Para presidente da EPE, outra medida importante é diversificar matrizes energéticas

Posted by Beatriz Diniz em 5 maio, 2008

“O reaproveitamento da palha da cana, que representa 1/3 do que sobra na produção de etanol, é uma das alternativas para a diversificação energética. Dessa forma estaremos recuperando as reservas de água, assegurando os níveis. O aproveitamento do bagaço também ajudará a diminuir o preço da energia no mercado.”

*Por Luciana Sergeiro

Publicado em: Projeto Brasil

A diversificação da matriz energética e a construção de novos modelos de usinas como as Pequenas Centrais Hidrelétricas (PCHs) estão no centro das discussões que tratam do futuro da produção de megawatts no país.

Durante o 1º Painel do 53º FPB – A nova matriz energética em período de crise, o presidente da EPE (Empresa de Pesquisa Energética), Maurício Tomalsquim, destacou as condições que temos hoje para evitar um novo período de escassez no setor, como o que ocorreu em 2001.

“Hoje nós temos um maior grau de integração energética graças ao aumento das linhas de transmissão, que são capazes de mandar água para outros reservatórios. De 2001 para os dias de hoje, a capacidade de recepção da região sudeste foi duplicada e a do nordeste aumentou em duas vezes e meia”, declarou.

Quanto ao nível dos reservatórios das hidrelétricas, Tomalsquim, lembrou que o país tem quantidade de gás natural suficiente para atender a demanda, ou seja, cerca de 8 mil MW. “Não temos gás para o despacho simultâneo dos GNVs para automóveis e térmicas, mas se for preciso temos condições de diminuir a direcionamento dos veículos para as industrias”. 

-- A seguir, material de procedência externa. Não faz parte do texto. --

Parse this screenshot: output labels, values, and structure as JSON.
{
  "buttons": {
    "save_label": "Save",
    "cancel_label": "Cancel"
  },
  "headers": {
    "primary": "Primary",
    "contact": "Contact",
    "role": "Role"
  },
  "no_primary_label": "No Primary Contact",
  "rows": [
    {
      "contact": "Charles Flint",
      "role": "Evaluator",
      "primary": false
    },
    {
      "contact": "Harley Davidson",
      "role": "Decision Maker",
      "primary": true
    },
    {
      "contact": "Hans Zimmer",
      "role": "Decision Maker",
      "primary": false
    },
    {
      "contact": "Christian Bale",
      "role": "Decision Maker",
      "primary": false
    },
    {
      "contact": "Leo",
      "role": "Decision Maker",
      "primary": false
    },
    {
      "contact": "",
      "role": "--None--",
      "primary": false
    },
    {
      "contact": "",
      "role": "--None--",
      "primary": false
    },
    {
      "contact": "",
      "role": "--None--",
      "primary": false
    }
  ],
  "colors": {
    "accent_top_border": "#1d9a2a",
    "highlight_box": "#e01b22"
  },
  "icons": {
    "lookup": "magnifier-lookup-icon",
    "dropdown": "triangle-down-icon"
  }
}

Segundo o presidente, não basta aumentar oferta de produto sem uma logística adequada. É por isso já está em andamento um projeto para duplicar a capacidade energética de gás do país até 2009, e também, para que até 2010 sejam construídos cerca de 4.400 km de gasodutos.

Gargalos do setor

A demora na conclusão das obras das usinas chega a onerar “em mais de 45% o projeto”. Por esse motivo, Tomalsquim destacou que a antecipação das obras favorecem o retorno mais eficiente dos investimentos uma vez que possibilita ao fornecedor vender nos mercados de curto prazo e atacadista.

Como exemplo, o presidente da EPE citou o complexo do Rio Madeira e a agilidade do leilão da usina de Santo Antonio, prevista para começar a funcionar em 2012. Ele lembrou, também, que a falta de políticas para diversificar as matrizes no país fez com que o nível da demanda ultrapassasse 22% em 2001.

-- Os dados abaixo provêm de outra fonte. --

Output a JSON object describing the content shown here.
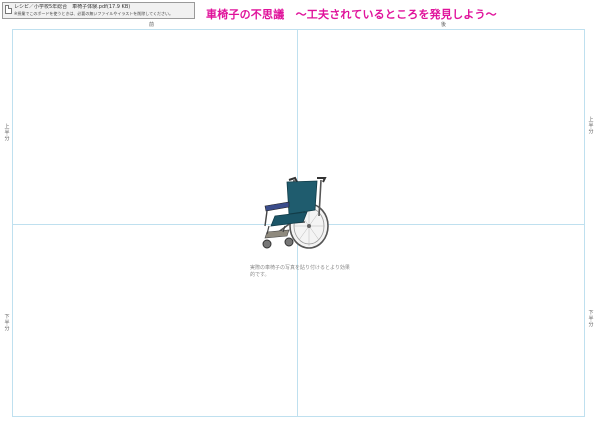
{
  "header": {
    "file_info": "レシピ／小学校5年総合　車椅子体験.pdf(17.9 KB)",
    "note": "※授業でこのボードを使うときは、必要の無いファイルやイラストを削除してください。",
    "title": "車椅子の不思議　～工夫されているところを発見しよう～"
  },
  "board": {
    "front_label": "前",
    "back_label": "後",
    "upper_half": "上半分",
    "lower_half": "下半分"
  },
  "hint": "実際の車椅子の写真を貼り付けるとより効果的です。",
  "colors": {
    "title": "#e0129b",
    "grid": "#bfe0ef",
    "seat": "#1f5c6e"
  }
}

Em janeiro deste ano, as hidrelétricas não conseguiram atender a alta de 2,4% no consumo, e boa parte dessa porcentagem foi atendida com energia produzida nas térmicas. Hoje, o risco de racionamento é zero, segundo Tomalsquim, porque o nível dos reservatórios voltou ao normal.

Diversificar Matrizes

O reaproveitamento da palha da cana, que representa 1/3 do que sobra na produção de etanol, é uma das alternativas para a diversificação energética. Tomalsquim disse que até 2012 o Estado de São Paulo contará com processos de mecanização para atender 100% da demanda de produção de biomassa com a utilização do subproduto.